Residual standard error: 0.01774 on 690 degrees of freedom Multiple R-squared: 0.9891, Adjusted R-squared: 0.9891 F-statistic: 2.09e+04 on 3 and 690 DF, p-value: < 2.2e-16

Value of test-statistic is: -3.63 5.5412 6.6752

Critical values for test statistics: 1pct 5pct 10pct tau3 -3.96 -3.41 -3.12 phi2 6.09 4.68 4.03 phi3 8.27 6.25 5.34

kpss.cpil
KPSS Test for Trend Stationarity

data: acpil KPSS Trend = 1.5225, Truncation lag parameter = 6, p-value = 0.01

Looking at the ADF test, we can reject that \(\gamma\) is zero, we can reject that \(\beta\) is zero, and we can reject that \(\rho\) is zero. We can conclude that the 12 month SMA CPI data is trend stationary. KPSS also confirms that the time series is trend stationary.

Box Jenkins Methodology

We truncate the data to the end of 2014. Since the data is trend stationary, we look at the second differences for stationarity.
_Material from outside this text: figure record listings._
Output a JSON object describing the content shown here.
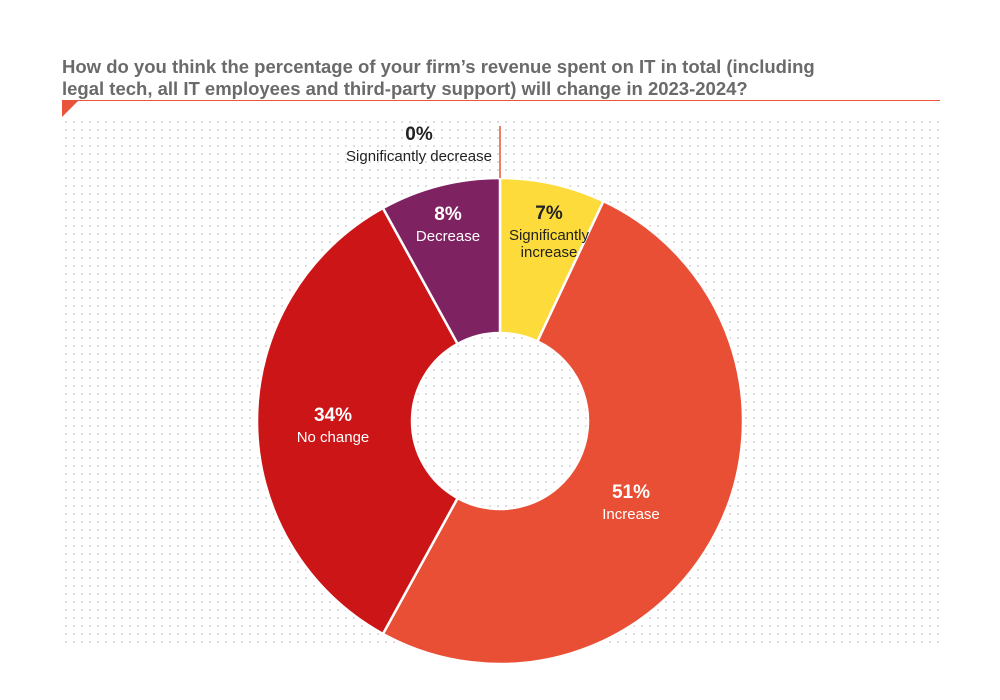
{
  "title_lines": [
    "How do you think the percentage of your firm’s revenue spent on IT in total (including",
    "legal tech, all IT employees and third-party support) will change in 2023-2024?"
  ],
  "colors": {
    "accent": "#e8543a",
    "title": "#6a6a6a"
  },
  "chart_data": {
    "type": "pie",
    "donut": true,
    "title": "How do you think the percentage of your firm’s revenue spent on IT in total (including legal tech, all IT employees and third-party support) will change in 2023-2024?",
    "categories": [
      "Significantly increase",
      "Increase",
      "No change",
      "Decrease",
      "Significantly decrease"
    ],
    "values": [
      7,
      51,
      34,
      8,
      0
    ],
    "labels": [
      {
        "pct": "7%",
        "name": "Significantly increase",
        "name_lines": [
          "Significantly",
          "increase"
        ]
      },
      {
        "pct": "51%",
        "name": "Increase",
        "name_lines": [
          "Increase"
        ]
      },
      {
        "pct": "34%",
        "name": "No change",
        "name_lines": [
          "No change"
        ]
      },
      {
        "pct": "8%",
        "name": "Decrease",
        "name_lines": [
          "Decrease"
        ]
      },
      {
        "pct": "0%",
        "name": "Significantly decrease",
        "name_lines": [
          "Significantly decrease"
        ]
      }
    ],
    "colors": [
      "#fddb3a",
      "#e84f35",
      "#cc1517",
      "#7f2262",
      "#e8543a"
    ],
    "legend": "none"
  }
}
We know this from the beginning of this excercise, but we can double check since we truncated our data to the end of 2014.

acpil2<-window(acpil, end="Dec 2014")
lcpil2<-log(acpil2)
dlcpil2<-diff(lcpil2)
ddlcpil2<-diff(diff(lcpil2))
par(mfrow=c(2,2))
plot(acpil2,xlab="", ylab="",main=expression(SMAy[2014]))
plot(lcpil2,xlab="", ylab="",main=expression(log(SMAy[2014])))
plot(dlcpil2,xlab="", ylab="",main=expression(paste(Delta, "log(SMAy[2014])")))
plot(ddlcpil2,xlab="", ylab="",main=expression(paste(Delta, Delta, "log(SMAy[2014])")))

So we confirm that we use the second differenced data in the lower right hand chart.

ACF & PACF Suggestions for Estimated Model

Lets look at the ACF and PACF of our second differenced data.

par(mfrow=c(1,2))
acf(ddlcpil2,type='correlation',na.action=na.pass,lag=96)
acf(ddlcpil2,type='partial',na.action=na.pass,lag=96)

Looking at the ACF and PACF, it seems that our data is AR(2). Lets look at the Ljung-Box Q Statistic to confirm.

Ljung-Box Q Statistic

ARMA20 <- arima(ddlcpil2, order=c(2,0,0))
tsdiag(ARMA20,gof.lag=12)

After trying out various ARIMA combinations using the Ljung-Box Q Statistic, I settled on an AR(2) process for the estimator.

Now I test our ARMA(2,0) model for significance.

##          ar1          ar2    intercept 
## 3.224088e-13 1.736295e-06 9.576907e-01

The ARMA(2,0) does indeed show significance. Next we do the BIC check.

BIC Check

BIC(ARMA20)
## [1] -9757.388
AR22<-arima(ddlcpil2, order=c(2,0,2))
BIC(AR22)
## [1] -9744.783

We see that the AR(2) model is better than an ARMA(2,2) because the former’s BIC value is lower.

Forecasts

Now we will construct forecasts using the AR(2) model and estimate how close we get to the actual housing starts values from Jan 2015-Nov 2015. Then I will plot that data as well as a forecast till the end of 2016.

library("forecast")
ARMA20fore<-forecast.Arima(ARMA20,h=24)
plot(ARMA20fore, xlim=c(2005,2016),ylim=c(-0.0005,.0004))
lines(ARMA20fore$mean, type="p", pch=16, col="blue")
lines(ddlcpil, type="o", pch=16)

The blue dotted line is our forecast, and the black dotted line are the actual values. The AR(2) forecast is relatively close to the actual values and seems to be a reasonable forecast.